На маэстро тоже нашло просветление. Пел несчастный, неграмотный, безвестный калека, стекольщик из Мурано, но природа, увидав, что натворила, казалось, почувствовала сама великую жалость. Никогда еще античное единство певца и поэта не было для маэстро так ясно, как сейчас. Совсем родную песню пел ему этот голос. И Верди понимал ее как утешение, как оправдание перед неким высшим судом, перед диалектикой музыки, перед Вагнером. Рассеялись все теоретические сомнения, все то презрение к себе, которое вчера, когда он работал
Последняя прекрасная каденция – и Марио закончил. Еще мгновение он смотрел неподвижно вперед, затем опять как ни в чем не бывало, быстро перебирая пальцами, склонился над своей мозаикой. Гитара со звоном упала на пол. Старуха заснула. На дворе под окном не поднялась буря восторгов, но слышно было много отдельных одобрительных возгласов, – как будто люди хотели через них удостовериться, что это не был сон. Маэстро нарушил молчание. Свое волнение он, как всегда, скрыл он мира под маской самой сухой деловитости.
– Будет сделано что нужно, Дарио! Завтра вы зайдете ко мне в гостиницу. Спросите господина из второго номера. Поняли? Я позабочусь обо всем.
Затем он подошел к импровизатору, просто и застенчиво положил руку ему на плечо и, отведя глаза, сказал немного надтреснутым голосом, негромко, словно речь шла о самом будничном предмете:
– Да здравствует наша старая, священная италийская мелодия! Хорошо, очень хорошо!

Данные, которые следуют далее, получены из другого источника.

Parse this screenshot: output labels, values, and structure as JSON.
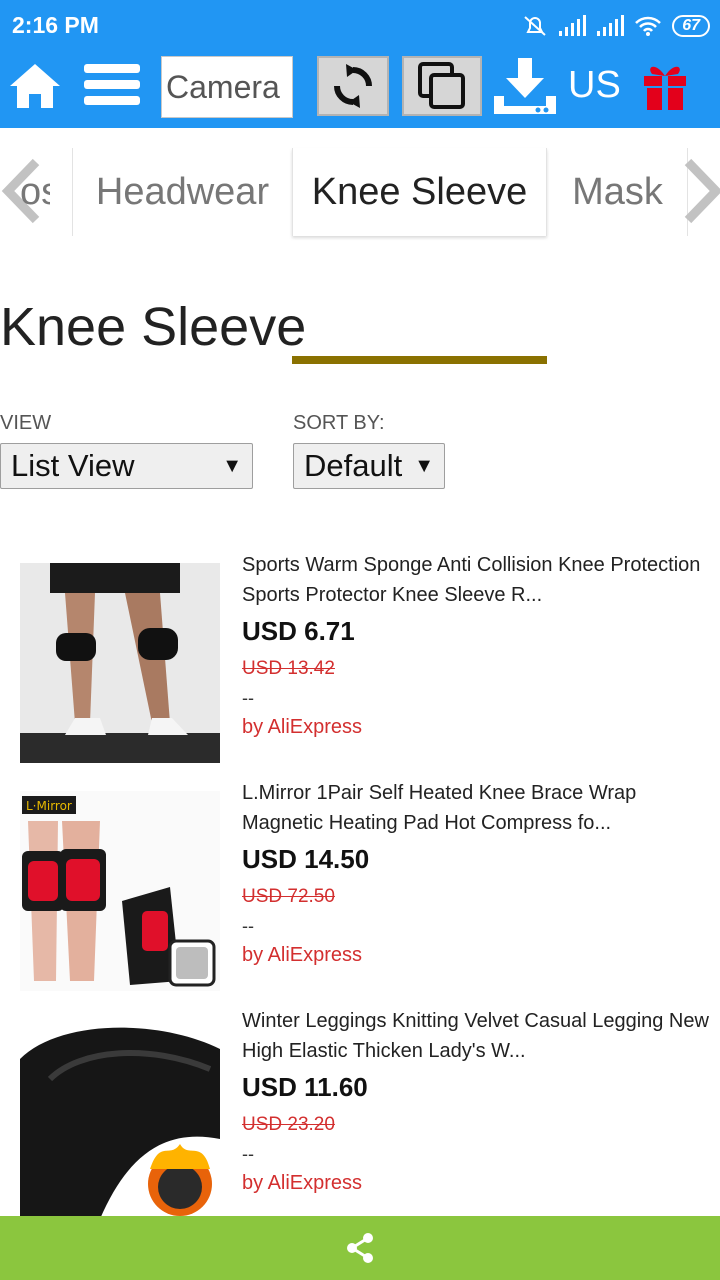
{
  "status_bar": {
    "time": "2:16 PM",
    "battery": "67",
    "icons": [
      "alarm-off-icon",
      "signal-icon",
      "signal-icon",
      "wifi-icon",
      "battery-icon"
    ]
  },
  "toolbar": {
    "camera_value": "Camera",
    "region": "US",
    "icons": [
      "home-icon",
      "menu-icon",
      "refresh-icon",
      "copy-icon",
      "download-icon",
      "gift-icon"
    ],
    "gift_color": "#e3001b",
    "bar_color": "#2196f3"
  },
  "categories": {
    "partial_label": "os",
    "items": [
      "Headwear",
      "Knee Sleeve",
      "Mask"
    ],
    "active": "Knee Sleeve",
    "active_underline_color": "#8a7100"
  },
  "page": {
    "title": "Knee Sleeve"
  },
  "filters": {
    "view_label": "VIEW",
    "view_value": "List View",
    "sort_label": "SORT BY:",
    "sort_value": "Default"
  },
  "products": [
    {
      "title": "Sports Warm Sponge Anti Collision Knee Protection Sports Protector Knee Sleeve R...",
      "price": "USD 6.71",
      "old_price": "USD 13.42",
      "rating": "--",
      "seller": "by AliExpress"
    },
    {
      "title": "L.Mirror 1Pair Self Heated Knee Brace Wrap Magnetic Heating Pad Hot Compress fo...",
      "price": "USD 14.50",
      "old_price": "USD 72.50",
      "rating": "--",
      "seller": "by AliExpress",
      "image_brand": "L·Mirror"
    },
    {
      "title": "Winter Leggings Knitting Velvet Casual Legging New High Elastic Thicken Lady's W...",
      "price": "USD 11.60",
      "old_price": "USD 23.20",
      "rating": "--",
      "seller": "by AliExpress"
    }
  ],
  "bottom_bar": {
    "icon": "share-icon",
    "color": "#8bc63e"
  }
}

Восторженные проводы Дарио он решительно отклонил.
V
Само собой понятно, что с этого часа Верди стал всемерно заботиться о Марио. Однако в этом деле не было ему удачи. Естественно возникла мысль дать обездоленному музыкальное, вокальное, да и общее образование. Но это плохо отвечало особенностям данного случая. Марио оказался оторванным от почвы, – в результате обучения его талант зачах. Что мог дать импровизатору бумажный век кляузного педантизма?
Правда, жизнь его (хоть одно утешение!) была теперь обеспечена.
Что вышло из него? Недурной певец, лишенный, однако возможности выступить хоть раз на сцене? Очень вероятно! Медалист консерватории, умеющий ловко разложить на пяти линейках свою четырехголосную тему? Вполне возможно!
Кандидат в самоубийцы, которому в новой обстановке, средь новых волнений стало невмоготу нести свое уродство? Несомненно!
Маэстро вскоре потерял его из виду. Никаких сведений до нас не дошло.
Глава пятая
Для гибеллинов гвельф, для гвельфов гибеллин
I
Сенатор, сколько он себя ни уговаривал, не мог побороть глубокой сердечной обиды: Верди, друг, не думает о нем.
Не всегда ли так у него получалось в жизни? Всем, всем – и женщинам и друзьям – приносил он свое нетерпеливое, жадное чувство бьющей через край любви. Ее принимали – кто цепкими руками, кто с благодушным снисхождением, – принимали как должное. Сенатору был давно известен один из законов равновесия: «Я наверху – ты внизу; я внизу – ты наверху!»
В последние годы великой борьбы, когда чаша весов пошла вверх и начало выкристаллизовываться государство, ему предложили министерский пост. Он отлично знал, что его считают человеком незначительным и беспокойным, но в тот момент его почтенное имя свободолюбца, его убедительное красноречие могли бы оказать хорошее воздействие. Однако с гордостью и щепетильностью истинного революционера он отказался, сознавая, что ход вещей далеко не отвечает ослепительной чистоте его идеалов.